Since 9/11, we have (quite justifiably) invaded Afghanistan. For less cogent reasons, we then invaded Iraq and in doing so, disrupted our own efforts against al-Qaida in Afghanistan and Pakistan. In Iraq, we found no weapons of mass destruction and no relationship between Iraq and al-Qaida or 9/11. We did, however depose Saddam Hussein, a goal shared by al-Qaida, which would like to depose all secular Arab leaders.

In the process of conducting this war and in its aftermath, we have been unable to restore any order to Iraq. That chaos has strengthened Arab hatred of and armed resistance to our policy. Our laissez-faire approach toward the hostility in Fallujah and, to a lesser extent, Sadr City has recreated conditions that existed under Taliban-controlled Afghanistan, where foreign fighters are sufficiently safe to train angry, disenfranchised Iraqi youth for insurgent operations against U.S. troops. If we are lucky in post-invasion Iraq, the inherent chaos there will lead to some sort of stability, probably through a theocracy like the Taliban – a situation that will likely favor Islamic extremists. If we are unlucky, we will see continued ethnic, confessional and political chaos.

The balance of outcomes since 9/11 would seem to favor al-Qaida. We have severely reduced our pursuit of terrorists in Afghanistan. In our effectively unilateral invasion of Iraq, we have completely disrupted our traditional alliances and alienated our important allies, relationships that will become increasingly critical in the coming struggle with terrorism. With the exception of a reluctant Britain, our major allies in Europe are gone, to be replaced by the “coalition of the willing” of former Soviet-dominated European, lesser European and Third World countries, and alliance of the unimportant. Through our invasion of Iraq, we have probably enhanced al-Qaida recruitment. We have deposed one of the secular Arab rulers they hate. We have effectively increased Arab and Muslim hatred of our policies. In their optimistic moments, al-Qaida could even say we are helping out by slowly creating the basis of a new holy war.

Finally, we have weakened ourselves by creating record national debt and sharply dividing our country through the implementation of a radical foreign policy that so far seems to be unsuccessful and has only increased our problems with radical terrorism..

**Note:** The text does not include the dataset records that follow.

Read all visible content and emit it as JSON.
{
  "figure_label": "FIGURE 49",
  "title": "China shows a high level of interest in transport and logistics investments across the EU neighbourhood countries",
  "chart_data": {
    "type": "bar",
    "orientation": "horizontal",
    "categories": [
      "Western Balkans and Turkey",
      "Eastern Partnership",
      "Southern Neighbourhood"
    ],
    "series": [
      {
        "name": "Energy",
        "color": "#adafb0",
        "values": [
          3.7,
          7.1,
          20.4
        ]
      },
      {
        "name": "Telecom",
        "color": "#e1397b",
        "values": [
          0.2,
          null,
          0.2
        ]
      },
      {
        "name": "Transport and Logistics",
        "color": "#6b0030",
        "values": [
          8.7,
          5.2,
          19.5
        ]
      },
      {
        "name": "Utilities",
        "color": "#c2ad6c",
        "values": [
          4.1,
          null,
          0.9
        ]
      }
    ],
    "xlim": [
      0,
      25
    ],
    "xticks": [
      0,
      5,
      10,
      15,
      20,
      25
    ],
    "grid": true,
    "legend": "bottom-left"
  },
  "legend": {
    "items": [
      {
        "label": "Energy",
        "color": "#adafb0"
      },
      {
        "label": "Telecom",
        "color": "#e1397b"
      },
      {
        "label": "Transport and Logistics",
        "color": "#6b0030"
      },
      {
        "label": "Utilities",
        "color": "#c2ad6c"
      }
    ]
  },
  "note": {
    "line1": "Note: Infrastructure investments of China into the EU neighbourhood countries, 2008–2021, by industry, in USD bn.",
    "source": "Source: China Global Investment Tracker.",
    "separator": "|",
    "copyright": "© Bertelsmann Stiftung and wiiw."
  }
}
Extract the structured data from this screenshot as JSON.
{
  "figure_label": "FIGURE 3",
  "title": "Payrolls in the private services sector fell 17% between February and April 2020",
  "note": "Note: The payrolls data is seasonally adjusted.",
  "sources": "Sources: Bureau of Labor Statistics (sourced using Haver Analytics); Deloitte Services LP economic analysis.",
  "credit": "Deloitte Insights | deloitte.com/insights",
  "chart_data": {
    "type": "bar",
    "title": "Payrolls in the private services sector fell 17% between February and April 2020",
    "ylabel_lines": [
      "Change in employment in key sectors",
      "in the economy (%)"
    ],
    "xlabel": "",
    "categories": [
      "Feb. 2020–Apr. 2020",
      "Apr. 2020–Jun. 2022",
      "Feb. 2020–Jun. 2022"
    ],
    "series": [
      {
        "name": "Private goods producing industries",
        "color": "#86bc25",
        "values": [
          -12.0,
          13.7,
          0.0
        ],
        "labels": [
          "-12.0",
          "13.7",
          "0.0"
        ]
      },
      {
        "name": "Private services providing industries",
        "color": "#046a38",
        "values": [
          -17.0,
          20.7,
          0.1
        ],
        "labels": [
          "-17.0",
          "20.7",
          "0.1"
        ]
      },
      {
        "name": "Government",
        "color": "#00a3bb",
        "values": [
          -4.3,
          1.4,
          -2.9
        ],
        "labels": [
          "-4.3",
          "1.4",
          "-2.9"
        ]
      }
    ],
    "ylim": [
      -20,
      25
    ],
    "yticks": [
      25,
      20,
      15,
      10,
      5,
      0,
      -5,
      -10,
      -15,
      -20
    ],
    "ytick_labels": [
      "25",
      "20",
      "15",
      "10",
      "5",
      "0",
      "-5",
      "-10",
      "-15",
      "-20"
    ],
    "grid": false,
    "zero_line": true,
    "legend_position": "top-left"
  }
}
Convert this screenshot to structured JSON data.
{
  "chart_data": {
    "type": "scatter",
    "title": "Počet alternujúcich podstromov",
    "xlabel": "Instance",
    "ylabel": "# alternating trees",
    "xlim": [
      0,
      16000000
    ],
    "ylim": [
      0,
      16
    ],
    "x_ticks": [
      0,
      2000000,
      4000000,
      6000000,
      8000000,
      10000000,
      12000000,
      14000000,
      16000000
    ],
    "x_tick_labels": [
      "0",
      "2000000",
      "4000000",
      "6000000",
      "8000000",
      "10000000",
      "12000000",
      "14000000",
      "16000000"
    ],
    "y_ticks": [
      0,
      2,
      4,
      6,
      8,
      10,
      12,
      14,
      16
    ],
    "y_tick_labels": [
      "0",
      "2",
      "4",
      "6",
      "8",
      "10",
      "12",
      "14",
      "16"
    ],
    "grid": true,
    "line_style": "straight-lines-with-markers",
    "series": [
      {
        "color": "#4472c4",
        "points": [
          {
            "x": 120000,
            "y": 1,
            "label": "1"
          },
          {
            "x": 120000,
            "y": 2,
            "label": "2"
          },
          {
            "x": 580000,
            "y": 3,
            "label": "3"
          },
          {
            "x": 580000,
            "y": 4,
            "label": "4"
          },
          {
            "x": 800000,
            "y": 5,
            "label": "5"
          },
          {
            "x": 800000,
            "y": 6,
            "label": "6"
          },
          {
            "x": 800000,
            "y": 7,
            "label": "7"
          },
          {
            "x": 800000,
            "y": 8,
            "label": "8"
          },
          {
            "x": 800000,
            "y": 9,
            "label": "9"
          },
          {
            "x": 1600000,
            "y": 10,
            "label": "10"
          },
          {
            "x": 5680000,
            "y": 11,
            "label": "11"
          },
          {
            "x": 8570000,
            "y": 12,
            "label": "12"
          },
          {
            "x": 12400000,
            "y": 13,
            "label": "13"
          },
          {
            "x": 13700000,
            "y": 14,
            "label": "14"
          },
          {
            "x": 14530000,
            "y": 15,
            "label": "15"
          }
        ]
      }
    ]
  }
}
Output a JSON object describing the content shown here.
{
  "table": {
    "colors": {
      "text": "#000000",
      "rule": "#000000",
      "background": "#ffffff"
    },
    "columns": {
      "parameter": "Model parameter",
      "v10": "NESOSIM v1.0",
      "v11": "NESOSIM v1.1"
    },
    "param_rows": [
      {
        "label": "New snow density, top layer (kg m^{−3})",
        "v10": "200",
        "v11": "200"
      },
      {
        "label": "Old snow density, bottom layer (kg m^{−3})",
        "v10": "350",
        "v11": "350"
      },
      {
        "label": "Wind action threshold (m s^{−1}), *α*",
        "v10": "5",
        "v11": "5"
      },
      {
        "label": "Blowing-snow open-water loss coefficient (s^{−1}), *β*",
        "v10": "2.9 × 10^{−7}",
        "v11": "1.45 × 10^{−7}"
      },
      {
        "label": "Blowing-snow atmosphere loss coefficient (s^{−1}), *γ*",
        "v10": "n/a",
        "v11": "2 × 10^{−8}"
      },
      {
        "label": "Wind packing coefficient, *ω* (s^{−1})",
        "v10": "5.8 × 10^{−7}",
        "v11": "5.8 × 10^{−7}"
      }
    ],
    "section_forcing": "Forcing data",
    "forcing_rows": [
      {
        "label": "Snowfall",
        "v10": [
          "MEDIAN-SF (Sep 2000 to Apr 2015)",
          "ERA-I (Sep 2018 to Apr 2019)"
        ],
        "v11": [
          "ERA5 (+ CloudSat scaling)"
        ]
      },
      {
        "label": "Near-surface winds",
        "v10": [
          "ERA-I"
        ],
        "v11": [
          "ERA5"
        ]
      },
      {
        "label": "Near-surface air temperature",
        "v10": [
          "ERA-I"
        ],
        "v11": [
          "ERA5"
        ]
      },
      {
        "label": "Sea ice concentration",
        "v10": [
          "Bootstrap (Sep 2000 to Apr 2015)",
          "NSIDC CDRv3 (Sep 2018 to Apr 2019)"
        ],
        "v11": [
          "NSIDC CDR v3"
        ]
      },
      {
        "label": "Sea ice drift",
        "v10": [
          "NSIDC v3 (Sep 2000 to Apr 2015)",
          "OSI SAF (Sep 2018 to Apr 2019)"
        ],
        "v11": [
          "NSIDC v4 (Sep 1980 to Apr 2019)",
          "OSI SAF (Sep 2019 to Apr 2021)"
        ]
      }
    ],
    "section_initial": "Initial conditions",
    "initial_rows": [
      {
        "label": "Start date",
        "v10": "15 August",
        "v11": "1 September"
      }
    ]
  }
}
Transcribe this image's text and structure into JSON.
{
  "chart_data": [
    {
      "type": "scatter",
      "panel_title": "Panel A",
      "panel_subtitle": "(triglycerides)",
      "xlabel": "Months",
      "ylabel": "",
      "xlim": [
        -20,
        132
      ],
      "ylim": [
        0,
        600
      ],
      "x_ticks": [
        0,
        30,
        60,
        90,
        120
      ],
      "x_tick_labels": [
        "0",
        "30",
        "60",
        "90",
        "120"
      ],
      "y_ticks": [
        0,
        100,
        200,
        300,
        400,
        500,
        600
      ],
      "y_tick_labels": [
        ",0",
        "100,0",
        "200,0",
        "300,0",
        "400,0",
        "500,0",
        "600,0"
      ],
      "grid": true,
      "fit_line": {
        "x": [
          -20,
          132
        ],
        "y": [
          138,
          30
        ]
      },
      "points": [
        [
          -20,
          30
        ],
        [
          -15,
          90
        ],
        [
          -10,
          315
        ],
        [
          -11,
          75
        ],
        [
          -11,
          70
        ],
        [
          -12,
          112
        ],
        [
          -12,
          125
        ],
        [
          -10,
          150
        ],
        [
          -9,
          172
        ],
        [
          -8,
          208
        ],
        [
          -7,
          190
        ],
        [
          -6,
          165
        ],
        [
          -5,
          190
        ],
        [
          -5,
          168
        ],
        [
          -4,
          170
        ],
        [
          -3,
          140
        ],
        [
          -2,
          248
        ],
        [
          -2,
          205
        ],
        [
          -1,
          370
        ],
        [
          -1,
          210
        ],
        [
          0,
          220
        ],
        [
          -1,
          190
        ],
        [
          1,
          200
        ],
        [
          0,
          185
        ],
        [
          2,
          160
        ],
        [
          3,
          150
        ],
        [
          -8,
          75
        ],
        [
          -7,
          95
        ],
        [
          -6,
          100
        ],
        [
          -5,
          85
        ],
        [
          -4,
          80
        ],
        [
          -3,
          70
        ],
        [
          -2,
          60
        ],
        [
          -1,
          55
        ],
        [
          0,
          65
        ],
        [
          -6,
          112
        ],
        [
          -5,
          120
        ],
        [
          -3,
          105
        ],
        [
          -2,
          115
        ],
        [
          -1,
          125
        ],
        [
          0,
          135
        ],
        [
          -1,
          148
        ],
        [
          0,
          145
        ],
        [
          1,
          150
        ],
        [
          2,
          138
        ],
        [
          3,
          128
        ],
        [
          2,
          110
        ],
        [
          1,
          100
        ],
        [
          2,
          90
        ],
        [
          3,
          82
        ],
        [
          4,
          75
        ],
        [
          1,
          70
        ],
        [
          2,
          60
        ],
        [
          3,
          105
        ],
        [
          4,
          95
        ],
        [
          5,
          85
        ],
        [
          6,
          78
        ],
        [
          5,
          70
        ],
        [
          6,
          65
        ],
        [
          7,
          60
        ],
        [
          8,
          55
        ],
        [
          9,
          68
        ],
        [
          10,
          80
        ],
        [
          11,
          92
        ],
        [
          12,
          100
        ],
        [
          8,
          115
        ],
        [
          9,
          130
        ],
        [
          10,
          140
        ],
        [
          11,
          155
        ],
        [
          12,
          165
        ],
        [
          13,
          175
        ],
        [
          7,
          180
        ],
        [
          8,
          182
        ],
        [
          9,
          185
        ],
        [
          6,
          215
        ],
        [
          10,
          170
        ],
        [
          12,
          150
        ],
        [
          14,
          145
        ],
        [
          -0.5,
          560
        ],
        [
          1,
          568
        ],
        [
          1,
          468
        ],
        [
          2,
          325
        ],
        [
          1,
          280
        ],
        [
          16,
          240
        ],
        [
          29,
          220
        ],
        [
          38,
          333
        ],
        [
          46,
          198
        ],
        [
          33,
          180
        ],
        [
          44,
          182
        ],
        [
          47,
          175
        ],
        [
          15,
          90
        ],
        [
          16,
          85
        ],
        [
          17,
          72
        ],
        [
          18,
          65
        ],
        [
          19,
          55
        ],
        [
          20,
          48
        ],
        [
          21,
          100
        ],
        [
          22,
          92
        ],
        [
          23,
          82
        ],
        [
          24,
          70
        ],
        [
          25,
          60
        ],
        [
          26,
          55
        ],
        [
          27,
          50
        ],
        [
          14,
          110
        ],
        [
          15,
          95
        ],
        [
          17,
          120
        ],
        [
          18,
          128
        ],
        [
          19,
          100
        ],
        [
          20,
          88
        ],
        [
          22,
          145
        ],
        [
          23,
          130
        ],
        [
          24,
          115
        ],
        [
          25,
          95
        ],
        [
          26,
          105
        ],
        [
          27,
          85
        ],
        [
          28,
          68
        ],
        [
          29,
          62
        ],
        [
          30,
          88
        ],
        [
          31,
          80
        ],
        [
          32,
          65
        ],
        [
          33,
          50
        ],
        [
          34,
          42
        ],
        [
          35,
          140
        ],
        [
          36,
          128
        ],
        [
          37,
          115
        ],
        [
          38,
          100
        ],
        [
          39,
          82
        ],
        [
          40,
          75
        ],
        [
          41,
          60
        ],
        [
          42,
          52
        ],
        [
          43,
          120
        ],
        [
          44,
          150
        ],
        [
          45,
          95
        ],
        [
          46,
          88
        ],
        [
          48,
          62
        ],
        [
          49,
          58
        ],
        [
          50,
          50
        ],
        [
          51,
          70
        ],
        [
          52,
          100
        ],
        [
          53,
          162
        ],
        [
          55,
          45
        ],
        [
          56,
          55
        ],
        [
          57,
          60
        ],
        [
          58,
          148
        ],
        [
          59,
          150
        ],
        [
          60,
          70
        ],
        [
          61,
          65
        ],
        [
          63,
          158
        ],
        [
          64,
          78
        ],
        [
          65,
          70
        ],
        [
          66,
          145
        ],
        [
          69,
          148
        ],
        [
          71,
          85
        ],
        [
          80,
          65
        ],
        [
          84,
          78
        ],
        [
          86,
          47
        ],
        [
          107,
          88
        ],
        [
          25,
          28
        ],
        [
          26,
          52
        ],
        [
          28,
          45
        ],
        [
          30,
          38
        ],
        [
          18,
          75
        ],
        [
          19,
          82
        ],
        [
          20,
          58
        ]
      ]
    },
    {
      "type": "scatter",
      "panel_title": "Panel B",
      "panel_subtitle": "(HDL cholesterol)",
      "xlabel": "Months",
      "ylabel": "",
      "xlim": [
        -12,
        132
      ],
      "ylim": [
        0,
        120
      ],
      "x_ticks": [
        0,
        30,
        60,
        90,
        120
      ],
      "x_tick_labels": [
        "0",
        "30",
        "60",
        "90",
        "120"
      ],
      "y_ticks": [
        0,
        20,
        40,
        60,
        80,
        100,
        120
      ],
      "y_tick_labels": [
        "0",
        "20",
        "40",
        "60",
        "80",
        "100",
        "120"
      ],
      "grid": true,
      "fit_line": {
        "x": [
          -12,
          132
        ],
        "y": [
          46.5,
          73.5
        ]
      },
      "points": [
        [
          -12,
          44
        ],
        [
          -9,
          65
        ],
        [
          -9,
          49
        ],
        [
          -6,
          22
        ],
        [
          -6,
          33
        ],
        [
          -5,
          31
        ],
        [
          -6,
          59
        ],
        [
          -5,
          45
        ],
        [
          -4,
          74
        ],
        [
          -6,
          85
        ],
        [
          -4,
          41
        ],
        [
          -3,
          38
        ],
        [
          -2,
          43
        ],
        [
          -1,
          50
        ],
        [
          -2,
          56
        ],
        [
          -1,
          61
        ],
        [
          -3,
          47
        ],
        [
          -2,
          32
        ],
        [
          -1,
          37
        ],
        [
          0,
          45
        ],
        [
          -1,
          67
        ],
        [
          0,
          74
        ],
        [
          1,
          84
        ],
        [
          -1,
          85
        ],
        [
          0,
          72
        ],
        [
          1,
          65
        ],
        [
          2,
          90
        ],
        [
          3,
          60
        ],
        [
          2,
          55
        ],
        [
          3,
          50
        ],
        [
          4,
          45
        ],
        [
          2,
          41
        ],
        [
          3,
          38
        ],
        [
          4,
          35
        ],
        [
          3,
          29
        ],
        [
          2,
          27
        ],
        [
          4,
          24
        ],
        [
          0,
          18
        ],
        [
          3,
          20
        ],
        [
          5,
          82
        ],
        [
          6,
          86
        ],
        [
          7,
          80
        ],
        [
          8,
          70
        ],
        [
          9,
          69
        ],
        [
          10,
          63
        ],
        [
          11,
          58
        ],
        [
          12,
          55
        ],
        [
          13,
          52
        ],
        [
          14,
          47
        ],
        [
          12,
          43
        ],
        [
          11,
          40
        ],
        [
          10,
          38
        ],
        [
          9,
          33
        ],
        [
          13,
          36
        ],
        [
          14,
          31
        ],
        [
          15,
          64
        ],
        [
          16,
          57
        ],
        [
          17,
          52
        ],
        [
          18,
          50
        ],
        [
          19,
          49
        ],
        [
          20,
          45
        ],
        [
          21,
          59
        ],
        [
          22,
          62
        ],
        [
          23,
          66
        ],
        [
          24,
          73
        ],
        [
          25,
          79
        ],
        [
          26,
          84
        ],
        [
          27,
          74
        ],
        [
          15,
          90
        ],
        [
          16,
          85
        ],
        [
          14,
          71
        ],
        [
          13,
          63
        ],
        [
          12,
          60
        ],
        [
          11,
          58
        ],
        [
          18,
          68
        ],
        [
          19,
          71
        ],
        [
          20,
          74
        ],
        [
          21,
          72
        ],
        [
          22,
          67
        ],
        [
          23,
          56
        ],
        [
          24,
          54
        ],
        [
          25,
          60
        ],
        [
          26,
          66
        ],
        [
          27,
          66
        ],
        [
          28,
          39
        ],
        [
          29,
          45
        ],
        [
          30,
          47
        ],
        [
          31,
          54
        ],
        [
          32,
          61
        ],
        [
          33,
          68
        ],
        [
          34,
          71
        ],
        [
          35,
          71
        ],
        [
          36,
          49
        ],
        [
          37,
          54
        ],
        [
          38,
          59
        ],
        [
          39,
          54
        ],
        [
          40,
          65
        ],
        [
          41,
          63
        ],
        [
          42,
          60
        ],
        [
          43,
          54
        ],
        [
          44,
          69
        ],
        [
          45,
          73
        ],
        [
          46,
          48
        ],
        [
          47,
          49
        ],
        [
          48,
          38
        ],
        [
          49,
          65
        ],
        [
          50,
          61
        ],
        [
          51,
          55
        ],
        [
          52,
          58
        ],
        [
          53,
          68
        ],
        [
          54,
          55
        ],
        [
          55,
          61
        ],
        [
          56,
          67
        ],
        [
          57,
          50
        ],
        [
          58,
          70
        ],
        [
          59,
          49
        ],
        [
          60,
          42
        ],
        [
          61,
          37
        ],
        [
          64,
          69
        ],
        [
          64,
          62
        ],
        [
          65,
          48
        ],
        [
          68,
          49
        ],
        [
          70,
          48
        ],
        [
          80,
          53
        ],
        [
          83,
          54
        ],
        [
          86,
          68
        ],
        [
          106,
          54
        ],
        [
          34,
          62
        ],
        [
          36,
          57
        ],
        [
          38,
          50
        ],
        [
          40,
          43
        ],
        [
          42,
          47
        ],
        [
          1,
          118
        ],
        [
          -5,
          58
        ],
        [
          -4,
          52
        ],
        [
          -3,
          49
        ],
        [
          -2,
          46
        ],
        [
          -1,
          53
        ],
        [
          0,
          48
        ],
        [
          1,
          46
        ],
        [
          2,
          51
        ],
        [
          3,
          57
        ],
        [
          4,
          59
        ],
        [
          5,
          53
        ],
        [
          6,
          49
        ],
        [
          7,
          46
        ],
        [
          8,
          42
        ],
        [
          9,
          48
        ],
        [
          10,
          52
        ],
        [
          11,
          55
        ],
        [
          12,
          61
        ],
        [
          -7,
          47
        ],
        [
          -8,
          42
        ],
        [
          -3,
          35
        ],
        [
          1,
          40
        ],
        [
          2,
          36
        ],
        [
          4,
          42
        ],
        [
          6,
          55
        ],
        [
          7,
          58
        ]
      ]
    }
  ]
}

The one thing that could mitigate all these disasters would be the emergence of a democratic, free-market Iraq. Iraq has never known democracy and is deeply divided religiously and ethnically. The country is physically large and has lived for the past 30 years under a dictatorial form of state socialism – hardly a blueprint for a successful transition to a republic. Besides that, Muslims think the Koran provides a perfectly good model for governance (which by our standards is hardly democratic). We might better have concerned ourselves with those tangible institutions of government and commerce that can ultimately lead to democracy. Democracy, unlike carpets, is not something to simply be installed.

We need to fight terrorism, but not this way.  The invasion of Iraq had nothing to do with radical Muslim terrorism.  We have implacable enemies who have done and are doing us tangible harm and who are planning more.  They are probably lurking in Afghanistan and Pakistan and we need to eliminate them, yet we have given them a bye.  We need to reestablish and strengthen our traditional alliances.

By any truly objective standard and despite all the campaign rhetoric, it does not appear that we are even leading in, let alone winning, this “War on Terrorism”.

Haviland Smith is a retired CIA station chief who served in Beirut and Tehran and as chief of the counterterrorism staff. He lives in Williston, Vt.